SUKABUMIUPDATE.com - Direktorat Tindak Pidana Narkoba Badan Reserse Kriminal Polri menggelar rapat soal legalisasi ganja bersama Badan Nasional Narkotika, Kementerian Kesehatan, Kementerian Luar Negeri, serta kementerian lainnya.
"Seluruh peserta rapat koordinasi tidak menyetujui terhadap rekomendasi WHO 5.4 dan 5.5 tentang rencana legalisasi narkotika jenis ganja," ujar Direktur Tindak Pidana Narkoba Badan Reserse Kriminal Polri Brigadir Jenderal Krisno Siregar melalui pesan teks pada Sabtu, 27 Juni 2020, seperti yang diberitakan tempo.co.
Berdasarkan hasil rapat, ada sejumlah alasan mengapa pemerintah kemudian menolak untuk melegalisasi ganja. Pertama, kata Krisno, ganja yang tumbuh di alam Indonesia berbeda dengan ganja yang tumbuh di negara lain seperti Eropa atau Amerika.
Krisno menjelaskan, dari hasil penelitian, ganja di Indonesia memiliki kandungan THC yang tinggi, yakni 18 persen dan CBD yang rendah yaitu 1 persen. "Kandungan THC itu sangat berbahaya bagi kesehatan karena bersifat psikoaktif," kata dia.
Alasan kedua, ganja yang dapat digunakan untuk pengobatan seperti epilepsi adalah yang berasal dari hasil budidaya rekayasa genetik yg menghasilkan kandungan CBD tinggi dan kandungan THC rendah.
"Bukan seperti ganja dari Indonesia. Maka ganja yang tumbuh di Indonesia bukanlah jenis ganja yang dapat digunakan untuk pengobatan," ucap Krisno.
Kemudian, Indonesia memiliki Undang-undang Nomor 35 tahun 2009 yang telah mengatur ganja sebagai narkotika golongan 1. Dari data Bareskrim Polri dan BNN, jumlah kasus ganja cukup besar di Indonesia.
Alhasil, menurut Krisno, jika ganja dilegalkan maka akan lebih banyak lagi penyalahgunaan dengan dalih apapun. Mereka yang ingin mengonsumsi ganja untuk kebutuhan rekreasi, bisa beralibi untuk kebutuhan medis.
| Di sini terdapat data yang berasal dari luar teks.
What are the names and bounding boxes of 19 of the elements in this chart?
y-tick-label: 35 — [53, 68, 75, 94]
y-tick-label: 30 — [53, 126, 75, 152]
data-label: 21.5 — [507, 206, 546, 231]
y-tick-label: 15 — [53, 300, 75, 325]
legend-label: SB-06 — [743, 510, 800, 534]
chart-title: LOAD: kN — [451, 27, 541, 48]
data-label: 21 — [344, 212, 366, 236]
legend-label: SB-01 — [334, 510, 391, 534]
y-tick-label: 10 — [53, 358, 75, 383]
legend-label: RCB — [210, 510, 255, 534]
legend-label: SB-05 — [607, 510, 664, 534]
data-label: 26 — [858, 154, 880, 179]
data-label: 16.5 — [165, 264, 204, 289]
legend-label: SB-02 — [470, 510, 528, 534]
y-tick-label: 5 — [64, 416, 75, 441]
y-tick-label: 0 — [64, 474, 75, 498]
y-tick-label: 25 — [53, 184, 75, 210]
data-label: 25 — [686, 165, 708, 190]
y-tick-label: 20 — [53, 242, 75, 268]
Dengan demikian, kata Krisno, adanya rekomendasi legalisasi ganja oleh WHO justru akan menimbulkan permasalahan di Indonesia seperti peningkatan angka orang sakit dan kematian akibat maraknya penggunaan ganja.
"Untuk itu, seluruh peserta sepakat untuk menolak rekomendasi WHO 5.4 dan 5.5 sebagai statemen dan sikap Indonesia atas rekomendasi tersebut," ucap Krisno.